# DVRExpander upgrading can be duplicate instead lose recordings



## trade (Sep 1, 2005)

I have a Elite connected to a old WD External DVR Expander 500Gb to 1Tb, with Time Warner isn't possible transfer almost none recording via TiVo Desktop.

So attaching the new DVRExpander will lose recordings, there is an alternative as duplicate the drives or each Tivo perform a recording signature on the DVRExpander.

Thanks for comment

Trade


----------



## unitron (Apr 28, 2006)

trade said:


> I have a Elite connected to a old WD External DVR Expander 500Gb to 1Tb, with Time Warner isn't possible transfer almost none recording via TiVo Desktop.
> 
> So attaching the new DVRExpander will lose recordings, there is an alternative as duplicate the drives or each Tivo perform a recording signature on the DVRExpander.
> 
> ...


I can't tell if you want to move the external drive to a different TiVo or replace it on the same TiVo with a different external drive.

The recordings on the external drive you have now are tied both to that particular TiVo and to the internal hard drive of that particular TiVo.

So moving that external to a different TiVo means losing the recordings.

If you need to replace it, then maybe it could be "Xeroxed" to another WD TiVo Certified external drive and used with that same TiVo and the recordings saved that way.


----------



## trade (Sep 1, 2005)

Thanks for your answer, yes i want upgrade the DVRExpander with the same Tivo, so what tool can use to Clone the old drive with the new one, I will need a command to expand the space later. 

I made upgrades of internal drives using MFS Windows, but I don't know if this tool works with the DVDExpander.


----------



## unitron (Apr 28, 2006)

trade said:


> Thanks for your answer, yes i want upgrade the DVRExpander with the same Tivo, so what tool can use to Clone the old drive with the new one, I will need a command to expand the space later.
> 
> I made upgrades of internal drives using MFS Windows, but I don't know if this tool works with the DVDExpander.


I think what you're talking about is WinMFS, and unfortunately the guy who wrote it, spike, doesn't seem to be active any more and isn't available to answer questions.

Because the TiVo has a very small list of approved Western Digital drive model numbers (the drive inside the external enclosures), and it checks any external connected to it and will only work with drives on that list, you're pretty much limited to using the particular externals that WD makes for using with the TiVo.

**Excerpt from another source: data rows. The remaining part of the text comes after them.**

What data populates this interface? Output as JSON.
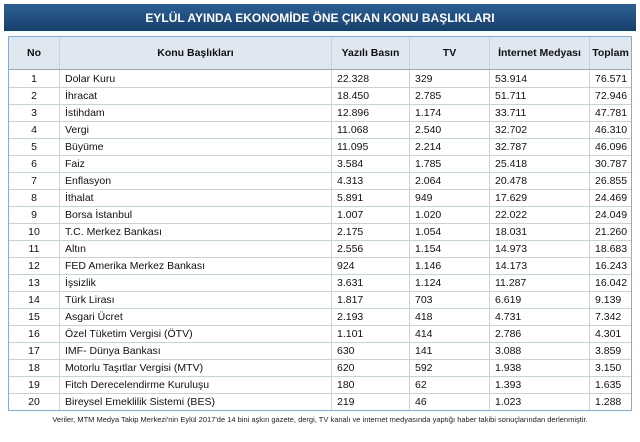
{
  "header": {
    "title": "EYLÜL AYINDA EKONOMİDE ÖNE ÇIKAN KONU BAŞLIKLARI"
  },
  "table": {
    "columns": [
      "No",
      "Konu Başlıkları",
      "Yazılı Basın",
      "TV",
      "İnternet Medyası",
      "Toplam"
    ],
    "rows": [
      [
        "1",
        "Dolar Kuru",
        "22.328",
        "329",
        "53.914",
        "76.571"
      ],
      [
        "2",
        "İhracat",
        "18.450",
        "2.785",
        "51.711",
        "72.946"
      ],
      [
        "3",
        "İstihdam",
        "12.896",
        "1.174",
        "33.711",
        "47.781"
      ],
      [
        "4",
        "Vergi",
        "11.068",
        "2.540",
        "32.702",
        "46.310"
      ],
      [
        "5",
        "Büyüme",
        "11.095",
        "2.214",
        "32.787",
        "46.096"
      ],
      [
        "6",
        "Faiz",
        "3.584",
        "1.785",
        "25.418",
        "30.787"
      ],
      [
        "7",
        "Enflasyon",
        "4.313",
        "2.064",
        "20.478",
        "26.855"
      ],
      [
        "8",
        "İthalat",
        "5.891",
        "949",
        "17.629",
        "24.469"
      ],
      [
        "9",
        "Borsa İstanbul",
        "1.007",
        "1.020",
        "22.022",
        "24.049"
      ],
      [
        "10",
        "T.C. Merkez Bankası",
        "2.175",
        "1.054",
        "18.031",
        "21.260"
      ],
      [
        "11",
        "Altın",
        "2.556",
        "1.154",
        "14.973",
        "18.683"
      ],
      [
        "12",
        "FED Amerika Merkez Bankası",
        "924",
        "1.146",
        "14.173",
        "16.243"
      ],
      [
        "13",
        "İşsizlik",
        "3.631",
        "1.124",
        "11.287",
        "16.042"
      ],
      [
        "14",
        "Türk Lirası",
        "1.817",
        "703",
        "6.619",
        "9.139"
      ],
      [
        "15",
        "Asgari Ücret",
        "2.193",
        "418",
        "4.731",
        "7.342"
      ],
      [
        "16",
        "Özel Tüketim Vergisi (ÖTV)",
        "1.101",
        "414",
        "2.786",
        "4.301"
      ],
      [
        "17",
        "IMF- Dünya Bankası",
        "630",
        "141",
        "3.088",
        "3.859"
      ],
      [
        "18",
        "Motorlu Taşıtlar Vergisi (MTV)",
        "620",
        "592",
        "1.938",
        "3.150"
      ],
      [
        "19",
        "Fitch Derecelendirme Kuruluşu",
        "180",
        "62",
        "1.393",
        "1.635"
      ],
      [
        "20",
        "Bireysel Emeklilik Sistemi (BES)",
        "219",
        "46",
        "1.023",
        "1.288"
      ]
    ]
  },
  "footer": {
    "note": "Veriler, MTM Medya Takip Merkezi'nin Eylül 2017'de 14 bini aşkın gazete, dergi, TV kanalı ve internet medyasında yaptığı haber takibi sonuçlarından derlenmiştir."
  }
}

If you currently have a 500GB, and you think it's about to fail, you could possibly replace it with a 1TB instead of another 500GB, but I'm not at all sure about being able to use the extra 500GB.

To save the recordings, you'd have to "Xerox" that 500 to the 1TB with the "byte for byte copying" Linux command line utility

dd

or one of the 2 fancier versions of it

dd_rescue

or

ddrescue

dd

and

dd_rescue

are available on the MFS Live cd v1.4

What doing it that way will do is copy the 500GB to the first half of the 1TB which could make it report itself as a 500 instead of a 1TB.

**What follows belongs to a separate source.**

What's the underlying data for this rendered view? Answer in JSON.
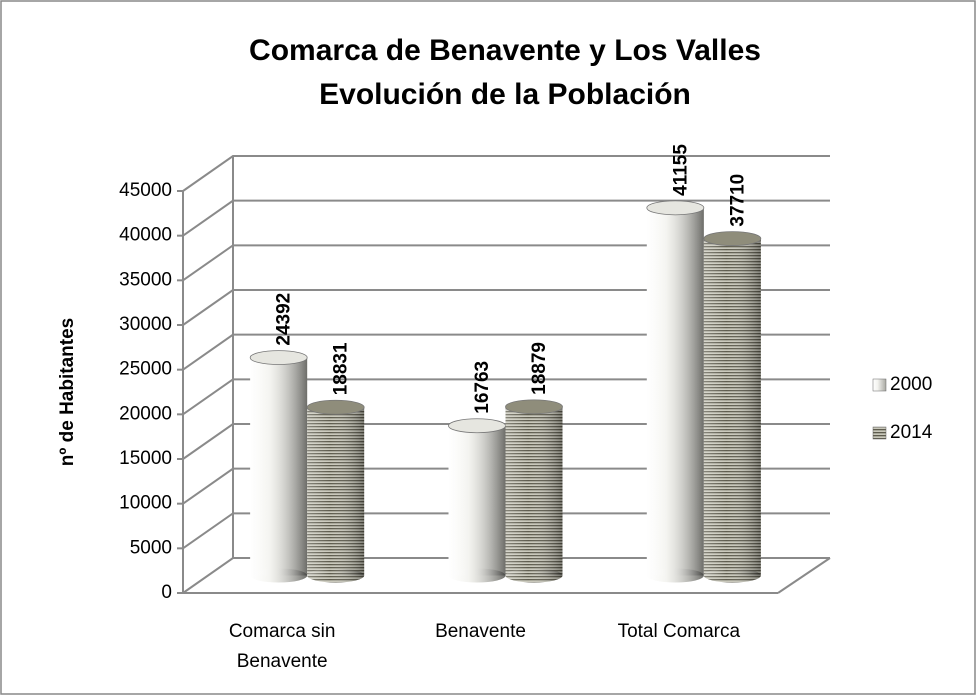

Maybe you could then use WinMFS to expand it, or maybe not, I can't say for sure because I'm not sure exactly how those external expanders are formatted, and whether it's similiar enough to the way TiVo used to do dual internal drives on the Series 1 and Series 2 models.

You could buy the 1TB WD expander (if you can find one) and try it, and since once you copy from the 500 you can set the 500 aside, if the experiment doesn't work, the 500 won't be any worse off than before and the recordings will still be on it.

And you could try to sell the 1TB to someone or use it as a regular eSATA external drive on a PC.


----------